What's Inside a Heap Dump
When the JVM writes an HPROF file, it records four categories of data:
1. Objects (Instances)
Every Java object on the heap is dumped with:
- Its object ID (a unique address)
- Its class (which class this is an instance of)
- Its field values (primitives stored inline, references stored as IDs pointing to other objects)
For example, a HashMap instance stores its size field (an int), its table field (a reference to a Node[] array), and its loadFactor (a float).
2. Arrays
Both object arrays (String[], Node[]) and primitive arrays (byte[], int[]) are recorded. Object arrays store a list of references to other objects. Primitive arrays store raw values.
3. Classes
Each loaded class is dumped with its:
- Class name and superclass
- Static fields (these are roots — they keep objects alive across the entire application)
- Instance field descriptors (names and types, used to correctly parse instance data)
4. GC Roots
GC roots are the starting points for reachability analysis. An object is "alive" if and only if there is a reference chain from at least one GC root to that object. Common GC root types:
| Root Type | Source |
|---|---|
| System Class | Bootstrap classloader classes (java.lang.String, java.util.HashMap, etc.) |
| JNI Global | Native code holding a global reference |
| Thread | Active thread objects and their stack frames |
| Java Stack Frame | Local variables on active method stacks |
| Monitor | Objects currently used as synchronization locks |
The Object Graph
All these references form a directed graph:
GC Root (Thread)
└─→ Controller
├─→ UserService
│ └─→ HashMap (user cache)
│ ├─→ Node[] (table)
│ │ ├─→ Node → "alice" → User(...)
│ │ └─→ Node → "bob" → User(...)
│ └─→ ...
└─→ Logger
└─→ ArrayList (handlers)
Every arrow is a reference — one object holding a pointer to another. If you cut the arrow from Controller to UserService, everything below it (the HashMap, its entries, the User objects) becomes unreachable and eligible for garbage collection.

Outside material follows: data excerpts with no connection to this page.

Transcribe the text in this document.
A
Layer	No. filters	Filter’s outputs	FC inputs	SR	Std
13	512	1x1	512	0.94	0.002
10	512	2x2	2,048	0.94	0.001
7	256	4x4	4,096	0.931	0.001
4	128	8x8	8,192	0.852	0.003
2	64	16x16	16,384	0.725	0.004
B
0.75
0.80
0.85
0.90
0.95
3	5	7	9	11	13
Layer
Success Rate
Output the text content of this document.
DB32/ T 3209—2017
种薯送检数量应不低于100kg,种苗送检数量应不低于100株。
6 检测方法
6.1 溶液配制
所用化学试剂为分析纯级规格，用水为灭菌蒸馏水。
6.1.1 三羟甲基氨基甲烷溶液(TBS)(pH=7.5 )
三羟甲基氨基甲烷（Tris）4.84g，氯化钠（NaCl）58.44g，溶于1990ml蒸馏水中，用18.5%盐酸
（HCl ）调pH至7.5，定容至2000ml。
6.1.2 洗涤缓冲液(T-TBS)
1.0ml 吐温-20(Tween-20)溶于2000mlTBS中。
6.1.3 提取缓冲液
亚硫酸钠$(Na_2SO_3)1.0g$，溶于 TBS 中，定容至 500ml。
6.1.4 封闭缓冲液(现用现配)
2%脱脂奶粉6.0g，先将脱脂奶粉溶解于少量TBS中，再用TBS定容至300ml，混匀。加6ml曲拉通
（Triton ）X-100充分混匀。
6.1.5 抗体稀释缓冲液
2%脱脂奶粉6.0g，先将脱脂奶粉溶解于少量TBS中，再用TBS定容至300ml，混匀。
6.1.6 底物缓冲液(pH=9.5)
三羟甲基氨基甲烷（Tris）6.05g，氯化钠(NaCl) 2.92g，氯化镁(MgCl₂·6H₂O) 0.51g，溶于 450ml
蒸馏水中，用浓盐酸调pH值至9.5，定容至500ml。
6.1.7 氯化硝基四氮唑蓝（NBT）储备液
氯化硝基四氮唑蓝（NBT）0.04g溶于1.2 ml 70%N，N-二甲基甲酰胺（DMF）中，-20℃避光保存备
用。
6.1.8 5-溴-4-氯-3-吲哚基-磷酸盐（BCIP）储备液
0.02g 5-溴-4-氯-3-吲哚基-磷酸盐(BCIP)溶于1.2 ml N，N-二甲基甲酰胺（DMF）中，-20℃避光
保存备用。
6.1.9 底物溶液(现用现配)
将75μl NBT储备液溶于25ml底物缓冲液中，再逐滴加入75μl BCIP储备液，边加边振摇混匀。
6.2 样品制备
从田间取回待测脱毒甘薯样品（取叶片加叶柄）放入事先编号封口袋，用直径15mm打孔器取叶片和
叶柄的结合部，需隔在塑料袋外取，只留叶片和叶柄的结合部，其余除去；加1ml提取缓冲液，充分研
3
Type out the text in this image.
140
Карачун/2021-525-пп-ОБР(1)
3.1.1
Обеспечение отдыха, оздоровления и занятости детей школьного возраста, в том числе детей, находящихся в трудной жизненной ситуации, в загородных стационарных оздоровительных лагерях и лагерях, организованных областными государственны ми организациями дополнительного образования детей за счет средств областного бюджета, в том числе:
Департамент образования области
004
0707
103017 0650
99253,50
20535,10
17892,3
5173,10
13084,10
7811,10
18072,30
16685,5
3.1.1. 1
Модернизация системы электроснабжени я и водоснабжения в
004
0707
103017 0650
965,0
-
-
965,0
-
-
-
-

This graph is the foundation of all HeapLens analysis. The Dominator Tree simplifies this graph into a hierarchy of ownership. The Retained vs. Shallow Size concepts tell you how much memory each node in that hierarchy controls.
Why Heap Dumps Matter
Heap dumps answer questions that profilers, metrics, and logs cannot:
- "Why is my service using 4 GB when it should use 500 MB?" — The heap dump shows exactly which objects exist and what holds them alive.
- "Where is the memory leak?" — Leak detection algorithms find objects retaining disproportionate memory.
- "What's wasting memory?" — Waste analysis identifies duplicate strings, empty collections, and oversized buffers that can be reduced without code changes.
They are a snapshot, not a timeline. They tell you what is, not how it got there. For that reason, heap dumps pair well with flight recordings (JFR) or allocation profilers that show where objects were created.